Protagoniza persecución con inmigrantes a bordo, llantas ponchadas y una jeringa de heroína en el brazo

Al finalizar su intento de fuga el conductor se quedó en el carro para "relajarse"
Protagoniza persecución con inmigrantes a bordo, llantas ponchadas y una jeringa de heroína en el brazo
Foto: Scott Olson / CBP

Un hombre que transportaba a cinco inmigrantes indocumentados en un vehículo protagonizó una persecución de la Patrulla Fronteriza al evadir un retén carretero en el sur de California.

La persecución se registró durante la mañana del martes 11 de febrero cuando el conductor de un automóvil sedán Mercedes Benz 2001 pasaba por el punto de revisión que la Patrulla Fronteriza tiene instalado en un tramo de la Interestatal 8, en la comunidad de Pine Valley, en el este del condado de San Diego.

El chofer parecía obedecer a los agentes de inmigración que lo desviaron al área de revisión, pero de repente aceleró la marcha para dar inicio a su escapada ya que en el Mercedes Benz transportaba a dos hombres, dos mujeres y un adolescente de 16 años de edad, quienes habían cruzado la frontera sin documentos, informó la Patrulla Fronteriza.

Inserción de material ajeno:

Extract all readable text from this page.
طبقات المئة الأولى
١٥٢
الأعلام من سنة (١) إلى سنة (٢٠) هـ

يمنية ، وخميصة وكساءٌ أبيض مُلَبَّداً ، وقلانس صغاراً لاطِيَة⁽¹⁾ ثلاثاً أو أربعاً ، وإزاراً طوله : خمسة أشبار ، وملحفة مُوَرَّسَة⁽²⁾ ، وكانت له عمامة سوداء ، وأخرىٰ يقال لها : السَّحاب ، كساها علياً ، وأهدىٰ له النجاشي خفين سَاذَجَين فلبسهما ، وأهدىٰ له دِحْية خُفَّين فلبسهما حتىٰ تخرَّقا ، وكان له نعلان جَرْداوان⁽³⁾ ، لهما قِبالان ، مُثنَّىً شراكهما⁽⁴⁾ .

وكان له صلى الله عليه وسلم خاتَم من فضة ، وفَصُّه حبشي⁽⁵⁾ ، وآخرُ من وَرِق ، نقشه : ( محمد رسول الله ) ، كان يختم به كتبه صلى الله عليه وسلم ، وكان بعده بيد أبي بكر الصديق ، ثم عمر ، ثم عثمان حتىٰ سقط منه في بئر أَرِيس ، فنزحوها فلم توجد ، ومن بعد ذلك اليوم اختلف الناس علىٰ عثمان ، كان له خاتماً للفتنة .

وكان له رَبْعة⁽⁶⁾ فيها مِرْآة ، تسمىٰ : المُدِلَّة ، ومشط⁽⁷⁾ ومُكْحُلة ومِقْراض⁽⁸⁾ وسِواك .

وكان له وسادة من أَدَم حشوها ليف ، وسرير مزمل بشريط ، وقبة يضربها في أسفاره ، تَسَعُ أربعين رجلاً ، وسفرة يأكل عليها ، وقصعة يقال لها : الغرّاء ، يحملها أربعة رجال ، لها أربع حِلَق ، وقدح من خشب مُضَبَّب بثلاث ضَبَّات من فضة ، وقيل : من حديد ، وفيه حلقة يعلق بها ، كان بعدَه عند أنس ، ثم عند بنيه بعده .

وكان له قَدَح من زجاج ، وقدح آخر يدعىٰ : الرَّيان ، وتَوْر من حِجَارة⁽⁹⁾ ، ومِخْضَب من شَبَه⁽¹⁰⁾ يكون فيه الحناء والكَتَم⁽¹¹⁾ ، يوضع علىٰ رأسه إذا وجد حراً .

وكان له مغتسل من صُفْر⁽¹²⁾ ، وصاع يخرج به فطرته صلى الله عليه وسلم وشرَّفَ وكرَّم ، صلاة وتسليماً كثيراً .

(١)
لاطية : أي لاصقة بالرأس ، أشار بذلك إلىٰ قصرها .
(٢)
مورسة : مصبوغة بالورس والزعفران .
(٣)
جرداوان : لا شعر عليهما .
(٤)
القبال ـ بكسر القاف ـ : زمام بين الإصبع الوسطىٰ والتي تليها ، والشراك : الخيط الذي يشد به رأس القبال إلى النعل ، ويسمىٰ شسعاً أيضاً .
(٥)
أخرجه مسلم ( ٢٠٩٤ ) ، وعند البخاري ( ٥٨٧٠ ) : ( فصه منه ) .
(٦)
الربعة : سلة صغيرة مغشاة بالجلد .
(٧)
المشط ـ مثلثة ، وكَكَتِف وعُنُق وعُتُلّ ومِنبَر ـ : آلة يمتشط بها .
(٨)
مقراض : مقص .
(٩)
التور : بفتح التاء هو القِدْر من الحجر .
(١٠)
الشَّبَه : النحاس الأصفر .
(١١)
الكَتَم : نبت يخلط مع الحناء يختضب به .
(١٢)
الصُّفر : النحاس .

Un agente que se encontraban más adelante del retén lanzó de inmediato una tira de clavos como dispositivo para tratar frenar el vehículo, pero a pesar de que dos neumáticos reventaron el conductor le siguió pisando al acelerador en su intento de escape.

El hombre conducía de manera errática, a exceso de velocidad y con dos llantas ponchadas por la Interestatal 8 mientras la Patrulla Fronteriza lo perseguía, cuando de pronto se deslizó hacia el camellón central de la autopista y se detuvo.

En ese momento los cinco pasajeros salieron corriendo para esconderse entre los arbustos, pero el conductor permaneció sentado adentro del automóvil.

Del frenesí al relax

Un agente se aproximó y vio al hombre muy tranquilo con una jeringa en un brazo inyectándose una sustancia negra que más tarde identificaron como heroína.

Luego el conductor relajado obedeció las órdenes del uniformado que le había pedido que se removiera la jeringa y saliera lentamente del carro.

El hombre, sólo identificado como un ciudadano estadounidense de 39 años de edad,  fue esposado y enviado a una clínica de desintoxicación para supervisión médica y bajo custodia de agentes federales.

Los cinco indocumentados, identificados como mexicanos, fueron localizados en diferentes escondites a los que corrieron tras la persecución y puestos en proceso de deportación.